Fin qui il comunicato non aggiunge niente alle cronache riportate su tutti i quotidiani in edicola e online già nella giornata di martedì. Non un dettaglio in più. Tuttavia alla fine compare un riferimento alla associazione dei partigiani di Bologna che, poco dopo l’attentato al circolo di estrema destra, aveva condannato l’ordigno: “A unirsi al coro di condanna del gesto, oltre a fascisti mimetizzati in diverse formazioni politiche, come spesso accade anche l’A.N.P.I.”. Nel comunicato invece nessun riferimento all’ordigno rudimentale ritrovato poche ore dopo non molto lontano, in via Giuseppe Dozza, questa volta davanti a una sezione del Partito democratico.

Finora i due fatti sono trattati dalla magistratura in maniera separata e si tende, nonostante la vicinanza di luoghi e orari, a escludere un legame. La presunta rivendicazione confermerebbe questa idea.
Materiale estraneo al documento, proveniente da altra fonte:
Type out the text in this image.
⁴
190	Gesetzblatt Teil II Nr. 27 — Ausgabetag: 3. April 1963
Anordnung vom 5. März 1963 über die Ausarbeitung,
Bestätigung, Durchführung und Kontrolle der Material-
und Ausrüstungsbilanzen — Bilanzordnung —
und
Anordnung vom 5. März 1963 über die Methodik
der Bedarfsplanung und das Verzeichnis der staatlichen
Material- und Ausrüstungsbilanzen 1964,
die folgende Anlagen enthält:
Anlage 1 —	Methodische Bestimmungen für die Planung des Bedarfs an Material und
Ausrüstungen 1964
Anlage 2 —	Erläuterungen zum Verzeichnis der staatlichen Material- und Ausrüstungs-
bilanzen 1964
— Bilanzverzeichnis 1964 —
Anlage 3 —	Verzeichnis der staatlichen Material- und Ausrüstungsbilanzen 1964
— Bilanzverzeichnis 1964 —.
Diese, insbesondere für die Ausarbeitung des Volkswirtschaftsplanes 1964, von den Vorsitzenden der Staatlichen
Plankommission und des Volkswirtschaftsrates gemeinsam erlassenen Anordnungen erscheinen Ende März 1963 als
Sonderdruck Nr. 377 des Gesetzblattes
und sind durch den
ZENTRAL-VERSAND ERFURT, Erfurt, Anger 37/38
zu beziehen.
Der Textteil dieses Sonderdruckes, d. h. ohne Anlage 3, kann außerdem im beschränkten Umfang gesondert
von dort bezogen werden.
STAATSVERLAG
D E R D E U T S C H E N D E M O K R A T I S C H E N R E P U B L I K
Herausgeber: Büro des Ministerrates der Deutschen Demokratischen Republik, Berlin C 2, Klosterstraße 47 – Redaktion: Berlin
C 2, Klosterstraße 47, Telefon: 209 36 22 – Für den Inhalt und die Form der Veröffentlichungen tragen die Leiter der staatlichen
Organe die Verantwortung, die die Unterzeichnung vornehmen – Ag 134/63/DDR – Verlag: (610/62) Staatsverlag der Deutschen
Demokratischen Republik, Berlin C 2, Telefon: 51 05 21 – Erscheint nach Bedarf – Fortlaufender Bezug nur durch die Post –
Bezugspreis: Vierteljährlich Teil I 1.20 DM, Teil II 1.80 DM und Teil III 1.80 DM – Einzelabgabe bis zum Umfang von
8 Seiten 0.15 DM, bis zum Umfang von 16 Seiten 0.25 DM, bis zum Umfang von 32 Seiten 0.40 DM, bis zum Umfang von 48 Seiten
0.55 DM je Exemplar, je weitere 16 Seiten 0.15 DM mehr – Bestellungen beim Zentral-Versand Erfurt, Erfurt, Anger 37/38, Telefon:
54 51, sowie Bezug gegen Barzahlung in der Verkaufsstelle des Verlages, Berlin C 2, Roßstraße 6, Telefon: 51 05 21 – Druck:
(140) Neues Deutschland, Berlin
Per l’attacco a Casapound, il pm Antonello Gustapane, che coordina le indagini, ha aperto un fascicolo, per ora contro ignoti, per i reati di detenzione di materiale esplosivo e danneggiamenti. Intanto a Bologna continua a salire la tensione alla vigilia di una manifestazione anarchica non autorizzata in programma nel quartiere della Bolognina oggi, giovedì pomeriggio. Nei giorni scorsi il sindaco Virginio Merola aveva chiesto perfino di vietarla se fosse stata solo fonte di vandalismi. Ma la manifestazione si terrà comunque.

A far salire la tensione tuttavia potrebbe essere un altro annuncio. All’alba poliziotti della Digos, su ordine della procura della Repubblica hanno effettuato alcune perquisizioni nelle abitazioni di diversi appartenenti all’area anarchica. I blitz hanno portato al rinvenimento solo di qualche bomboletta di vernice e alcuni petardi. Nell’indagine in questione, seguita sempre dal pm Gustapane, ci sono in tutto una ventina di indagati e i reati contestati (invasione di edifici, imbrattamenti, danneggiamenti, lesioni personali, violenza privata) sarebbero stati commessi dagli indagati proprio nel quartiere della Bolognina in occasione di diversi sgomberi di edifici occupati nelle scorse settimane in quella zona della città. Si tratta degli stessi episodi per i quali è stata indetta la manifestazione, dove si prevede la partecipazione di non più di 100 persone, che si troveranno davanti uno schieramento enorme di forze dell’ordine.